Houellebecq tiene la simpática virtud de enojar a los puros, bien porque lo consideran un fascista de mierda, bien porque lo ven como un rojo de ídem; ora por ateo, ora por guerrillero de Cristo Rey.
El 7 de enero la industria editorial francesa tiene su propia epifanía y lleva al mercado sus novedades, en medio de una atención mediática y social que muchos envidiamos.
La industria editorial francesa no es cualquier cosa; en 2020 vendió 422 millones de libros. ¡422 millones! Eso son muchos libros. Puestos en línea y promediando grosores, haría falta una estantería de 10 550 km; una estantería que empezara en Pontevedra y terminara en Osaka. Eso es como si cada francés se hubiera comprado 6,3 libros ese año, aunque, claro está, libros en francés se compran y se venden por todo el mundo, no sólo en Francia o en la pomposona francofonía (más ruido que nueces, en realidad, pero subvencionada con largueza).

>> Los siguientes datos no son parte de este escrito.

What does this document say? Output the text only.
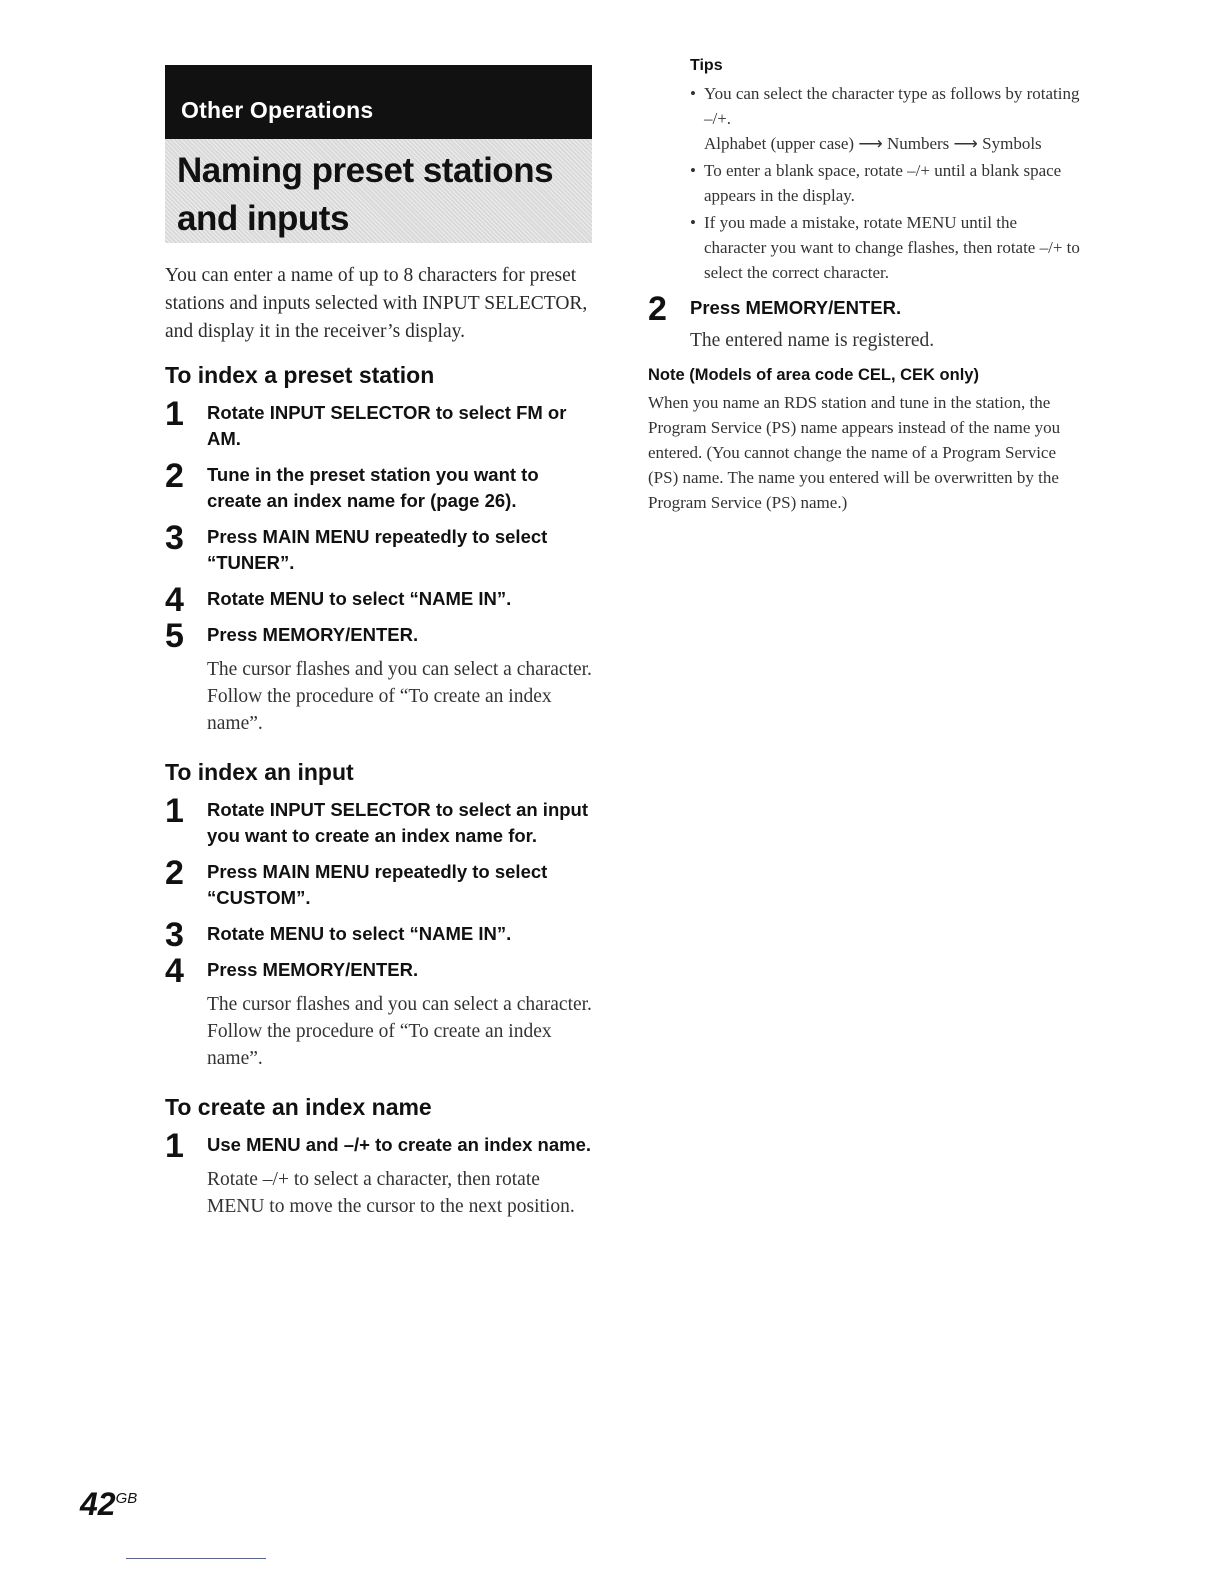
Other Operations
Naming preset stations
and inputs

You can enter a name of up to 8 characters for preset stations and inputs selected with INPUT SELECTOR, and display it in the receiver’s display.

To index a preset station
1 Rotate INPUT SELECTOR to select FM or AM.
2 Tune in the preset station you want to create an index name for (page 26).
3 Press MAIN MENU repeatedly to select “TUNER”.
4 Rotate MENU to select “NAME IN”.
5 Press MEMORY/ENTER.
The cursor flashes and you can select a character. Follow the procedure of “To create an index name”.
To index an input
1 Rotate INPUT SELECTOR to select an input you want to create an index name for.
2 Press MAIN MENU repeatedly to select “CUSTOM”.
3 Rotate MENU to select “NAME IN”.
4 Press MEMORY/ENTER.
The cursor flashes and you can select a character. Follow the procedure of “To create an index name”.
To create an index name
1 Use MENU and –/+ to create an index name.
Rotate –/+ to select a character, then rotate MENU to move the cursor to the next position.
Tips
• You can select the character type as follows by rotating –/+.
Alphabet (upper case) ⟶ Numbers ⟶ Symbols
• To enter a blank space, rotate –/+ until a blank space appears in the display.
• If you made a mistake, rotate MENU until the character you want to change flashes, then rotate –/+ to select the correct character.
2 Press MEMORY/ENTER.
The entered name is registered.
Note (Models of area code CEL, CEK only)
When you name an RDS station and tune in the station, the Program Service (PS) name appears instead of the name you entered. (You cannot change the name of a Program Service (PS) name. The name you entered will be overwritten by the Program Service (PS) name.)
$42^{GB}$
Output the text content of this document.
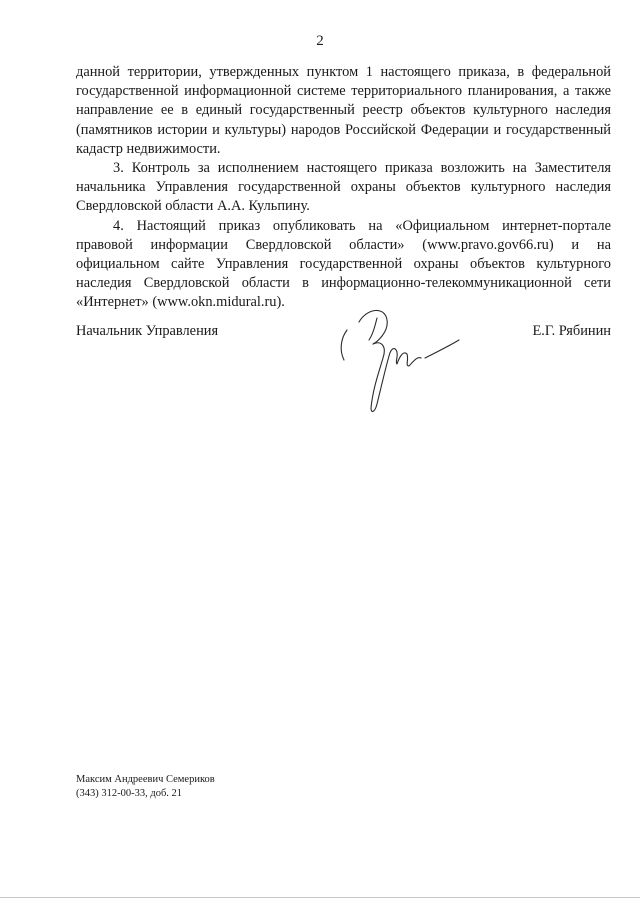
2

данной территории, утвержденных пунктом 1 настоящего приказа, в федеральной государственной информационной системе территориального планирования, а также направление ее в единый государственный реестр объектов культурного наследия (памятников истории и культуры) народов Российской Федерации и государственный кадастр недвижимости.

3. Контроль за исполнением настоящего приказа возложить на Заместителя начальника Управления государственной охраны объектов культурного наследия Свердловской области А.А. Кульпину.

4. Настоящий приказ опубликовать на «Официальном интернет-портале правовой информации Свердловской области» (www.pravo.gov66.ru) и на официальном сайте Управления государственной охраны объектов культурного наследия Свердловской области в информационно-телекоммуникационной сети «Интернет» (www.okn.midural.ru).

Начальник Управления	Е.Г. Рябинин
Максим Андреевич Семериков
(343) 312-00-33, доб. 21
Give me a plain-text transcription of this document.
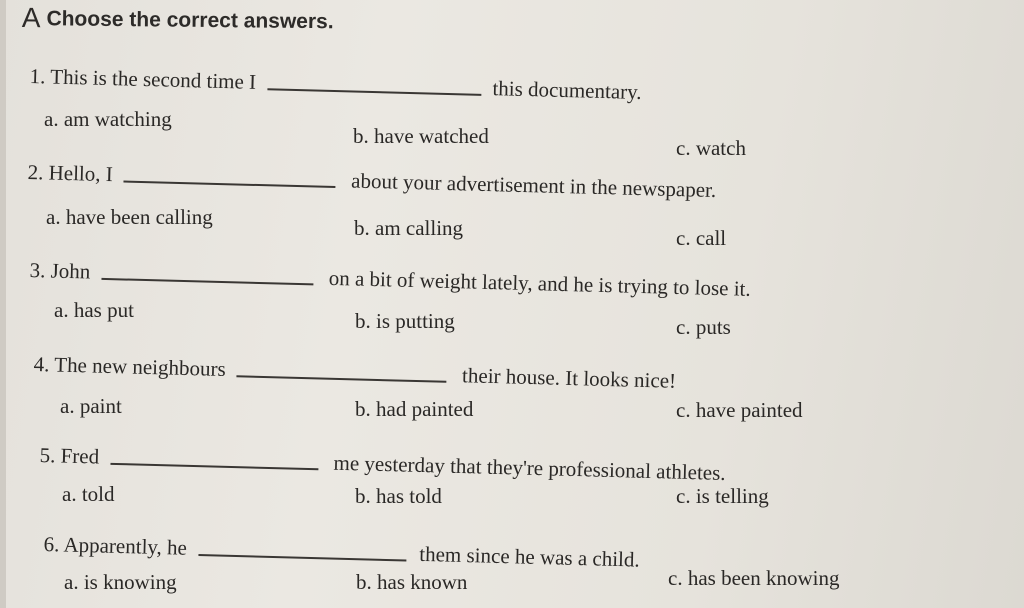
A Choose the correct answers.
1. This is the second time I	this documentary.
a. am watching
b. have watched	c. watch
2. Hello, I	about your advertisement in the newspaper.
a. have been calling	b. am calling	c. call
3. John	on a bit of weight lately, and he is trying to lose it.
a. has put	b. is putting	c. puts
4. The new neighbours	their house. It looks nice!
a. paint	b. had painted	c. have painted
5. Fred	me yesterday that they're professional athletes.
a. told	b. has told	c. is telling
6. Apparently, he	them since he was a child.
a. is knowing	b. has known	c. has been knowing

Este año sacan libro todos los jabatos y las tigresas de la literatura gala. La avalancha es de algo más de 500 nuevos títulos en pocos días: Éric Vuillard, Leïla Slimani, Pierre Lemaitre, Nicolas Mathieu, Frédéric Beigbeder, Philippe Besson, David Foenkinos, Pascal Quignard, Véronique Olmi, Nathalie Azoulai, Louise Erdrich y muchos más son los justos protagonistas de una gran fiesta de la literatura. Si hay una república que aún merezca ser llamada «de las letras», podría ser la República Francesa, (esa que condecoró al tío Alberto de Serrat).